Rather than banning staff from social networking sites, turn these hugely powerful tools to your business advantage

Online social media such as LinkedIn, Twitter and Facebook have been the subject of a tremendous amount of media coverage, but are they any more than this year's Friends Reunited? They are undoubtedly great for wasting time. You can spend hours playing with them, messaging people, completing pointless online tests and being directed to chucklesome pictures. You can spend so long with them that Portsmouth council decided to ban its employees from using them at work.

That, I'd say, is the wrong attitude. The trick is to get your employees to use the communication infrastructure that these things provide to help your company make a greater profit. But how?

First, it's important to have a plan: it's easy to just leap into online social media. Signing up takes a couple of minutes, and suddenly you're broadcasting to the world. If you haven't worked out what you're going to say when you get going, don't start. Most new Twitter accounts open with “trying to work this thing out” as a first tweet. Don't let that be yours.

You've got to be focused. Once you're up and networking, you need to stick to posting about topics that are aligned with who you are. If you're a firm of architects, talk about architecture. If your competitive advantage is in supply chain efficiency, focus on that. It is easy to be drawn into discussions about all sorts of things, but if the topic or your comments are not aligned with your brand values, you are probably wasting your time and damaging your brand to boot.

The trick is to get your employees to use the communication infrastructure that these things provide to help your company make a greater profit. But how?

What can you achieve with these tools? For a start, they make it easier to talk to your existing customers, which is always good. Deepening relationships, displaying expertise and offering helping hands are all options for social media. One telecoms company operates its service desk on Twitter, using a single Twitter account for which control rotates around the world, offering a 24-hour “chat” style support system for its network.

Some software companies operate self-help communities, where some users ask questions and others answer. Customers in effect form part of the product development and service team, helping other customers with work-arounds and other problems.

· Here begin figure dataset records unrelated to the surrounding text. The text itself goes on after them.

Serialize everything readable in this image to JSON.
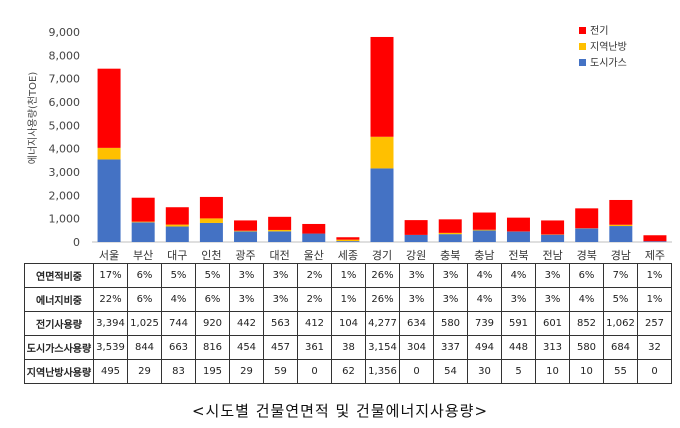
{
  "chart_data": {
    "type": "bar",
    "stacked": true,
    "ylabel": "에너지사용량(천TOE)",
    "ylim": [
      0,
      9000
    ],
    "yticks": [
      0,
      1000,
      2000,
      3000,
      4000,
      5000,
      6000,
      7000,
      8000,
      9000
    ],
    "ytick_labels": [
      "0",
      "1,000",
      "2,000",
      "3,000",
      "4,000",
      "5,000",
      "6,000",
      "7,000",
      "8,000",
      "9,000"
    ],
    "grid": false,
    "legend_position": "top-right",
    "categories": [
      "서울",
      "부산",
      "대구",
      "인천",
      "광주",
      "대전",
      "울산",
      "세종",
      "경기",
      "강원",
      "충북",
      "충남",
      "전북",
      "전남",
      "경북",
      "경남",
      "제주"
    ],
    "series": [
      {
        "name": "도시가스",
        "color": "#4472c4",
        "values": [
          3539,
          844,
          663,
          816,
          454,
          457,
          361,
          38,
          3154,
          304,
          337,
          494,
          448,
          313,
          580,
          684,
          32
        ]
      },
      {
        "name": "지역난방",
        "color": "#ffc000",
        "values": [
          495,
          29,
          83,
          195,
          29,
          59,
          0,
          62,
          1356,
          0,
          54,
          30,
          5,
          10,
          10,
          55,
          0
        ]
      },
      {
        "name": "전기",
        "color": "#ff0000",
        "values": [
          3394,
          1025,
          744,
          920,
          442,
          563,
          412,
          104,
          4277,
          634,
          580,
          739,
          591,
          601,
          852,
          1062,
          257
        ]
      }
    ],
    "legend_order": [
      "전기",
      "지역난방",
      "도시가스"
    ]
  },
  "table": {
    "rows": [
      {
        "label": "연면적비중",
        "values": [
          "17%",
          "6%",
          "5%",
          "5%",
          "3%",
          "3%",
          "2%",
          "1%",
          "26%",
          "3%",
          "3%",
          "4%",
          "4%",
          "3%",
          "6%",
          "7%",
          "1%"
        ]
      },
      {
        "label": "에너지비중",
        "values": [
          "22%",
          "6%",
          "4%",
          "6%",
          "3%",
          "3%",
          "2%",
          "1%",
          "26%",
          "3%",
          "3%",
          "4%",
          "3%",
          "3%",
          "4%",
          "5%",
          "1%"
        ]
      },
      {
        "label": "전기사용량",
        "values": [
          "3,394",
          "1,025",
          "744",
          "920",
          "442",
          "563",
          "412",
          "104",
          "4,277",
          "634",
          "580",
          "739",
          "591",
          "601",
          "852",
          "1,062",
          "257"
        ]
      },
      {
        "label": "도시가스사용량",
        "values": [
          "3,539",
          "844",
          "663",
          "816",
          "454",
          "457",
          "361",
          "38",
          "3,154",
          "304",
          "337",
          "494",
          "448",
          "313",
          "580",
          "684",
          "32"
        ]
      },
      {
        "label": "지역난방사용량",
        "values": [
          "495",
          "29",
          "83",
          "195",
          "29",
          "59",
          "0",
          "62",
          "1,356",
          "0",
          "54",
          "30",
          "5",
          "10",
          "10",
          "55",
          "0"
        ]
      }
    ]
  },
  "caption": "<시도별 건물연면적 및 건물에너지사용량>"
}
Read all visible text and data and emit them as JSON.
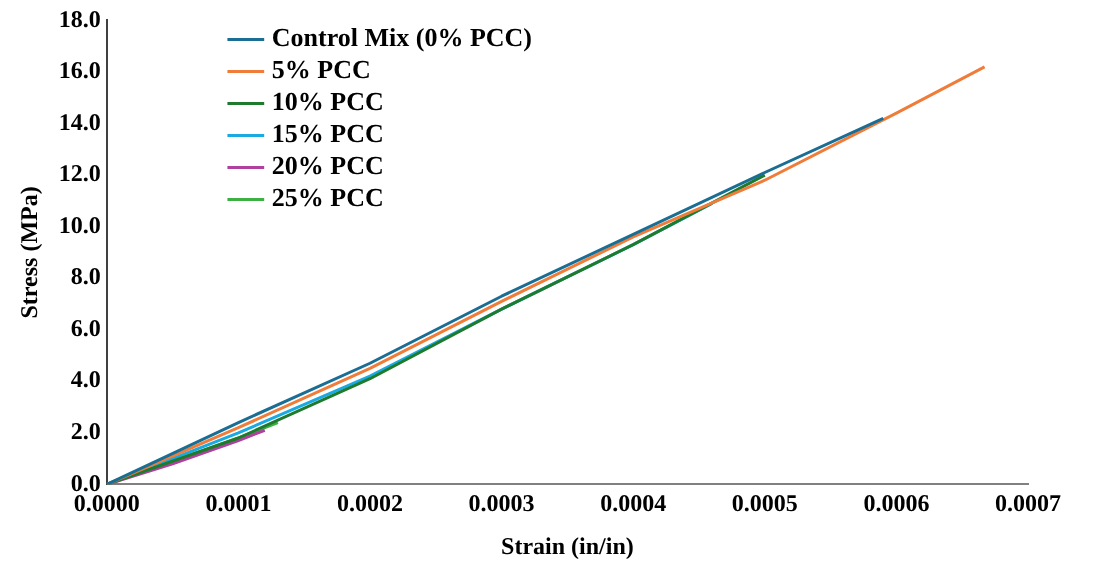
{
  "chart_data": {
    "type": "line",
    "xlabel": "Strain (in/in)",
    "ylabel": "Stress (MPa)",
    "xlim": [
      0,
      0.0007
    ],
    "xticks": [
      {
        "value": 0,
        "label": "0.0000"
      },
      {
        "value": 0.0001,
        "label": "0.0001"
      },
      {
        "value": 0.0002,
        "label": "0.0002"
      },
      {
        "value": 0.0003,
        "label": "0.0003"
      },
      {
        "value": 0.0004,
        "label": "0.0004"
      },
      {
        "value": 0.0005,
        "label": "0.0005"
      },
      {
        "value": 0.0006,
        "label": "0.0006"
      },
      {
        "value": 0.0007,
        "label": "0.0007"
      }
    ],
    "ylim": [
      0,
      18
    ],
    "yticks": [
      {
        "value": 0,
        "label": "0.0"
      },
      {
        "value": 2,
        "label": "2.0"
      },
      {
        "value": 4,
        "label": "4.0"
      },
      {
        "value": 6,
        "label": "6.0"
      },
      {
        "value": 8,
        "label": "8.0"
      },
      {
        "value": 10,
        "label": "10.0"
      },
      {
        "value": 12,
        "label": "12.0"
      },
      {
        "value": 14,
        "label": "14.0"
      },
      {
        "value": 16,
        "label": "16.0"
      },
      {
        "value": 18,
        "label": "18.0"
      }
    ],
    "grid": false,
    "legend": "top left",
    "marker": "none",
    "line_style": "solid",
    "series": [
      {
        "name": "Control Mix (0% PCC)",
        "color": "#1b6e93",
        "x": [
          0,
          0.0001,
          0.0002,
          0.0003,
          0.0004,
          0.0005,
          0.00059
        ],
        "values": [
          0,
          2.4,
          4.7,
          7.3,
          9.7,
          12.1,
          14.2
        ]
      },
      {
        "name": "5% PCC",
        "color": "#f07c3a",
        "x": [
          0,
          0.0001,
          0.0002,
          0.0003,
          0.0004,
          0.0005,
          0.0006,
          0.000667
        ],
        "values": [
          0,
          2.2,
          4.5,
          7.1,
          9.6,
          11.8,
          14.4,
          16.2
        ]
      },
      {
        "name": "10% PCC",
        "color": "#1e7b2e",
        "x": [
          0,
          0.0001,
          0.0002,
          0.0003,
          0.0004,
          0.0005
        ],
        "values": [
          0,
          1.8,
          4.1,
          6.8,
          9.3,
          12.0
        ]
      },
      {
        "name": "15% PCC",
        "color": "#1aa9e0",
        "x": [
          0,
          0.0001,
          0.0002,
          0.0003,
          0.0004,
          0.00046
        ],
        "values": [
          0,
          2.0,
          4.2,
          6.8,
          9.3,
          10.9
        ]
      },
      {
        "name": "20% PCC",
        "color": "#b040a0",
        "x": [
          0,
          5e-05,
          0.0001,
          0.00012
        ],
        "values": [
          0,
          0.8,
          1.7,
          2.1
        ]
      },
      {
        "name": "25% PCC",
        "color": "#3cb043",
        "x": [
          0,
          0.0001,
          0.00013
        ],
        "values": [
          0,
          1.8,
          2.4
        ]
      }
    ]
  }
}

Are you looking to recruit new staff? The biggest users of LinkedIn are recruitment consultants. They use the tool to find people perfectly suited to your jobs. You can do that yourself too, with a combination of searching the LinkedIn database and asking your existing contacts for recommendations or looking through their contact lists. Which people from your competitors are in your customers' contact lists? Would they come and work for you?

Do you need to communicate with a distributed team, or help them communicate with each other? HOK gets its staff to blog about HOK Life, which provides a strong esprit de corps all round the world, and almost as a byproduct serves as a neat shop window to potential recruits, who can then see what life working at HOK is like through the eyes of existing employees.

You need to stick to posting about topics that are aligned with who you are. Otherwise you are wasting your time and damaging your brand to boot

Are you trying to develop links with target customers that you'd like to work for? Again, by searching and checking through other people's contact lists you'll see who among your targeted prospects are active social media bods. You can ask a contact to introduce you to one of theirs through LinkedIn, or just send a direct message asking for a contact. Join groups so that you get to see who the other members of the group are, and then contact them. Start with the CIMCIG (Chartered Institute of Marketing Construction Industry Group) one on LinkedIn maybe?

Think whether you could set up your own group based on an issue closely related to your area of expertise, get your customers to join, and recruit prospects to join too? This would give you a forum within which to display your expertise on a key issue, and win some hearts and minds.

Essentially, anything you can do with a conversation, you can do with an online social media tool. Do you want feedback on your latest product launch? Do you want to know what it's like to work in one of the buildings you designed? Have you got a key problem you need solving right now, but don't know who to ask?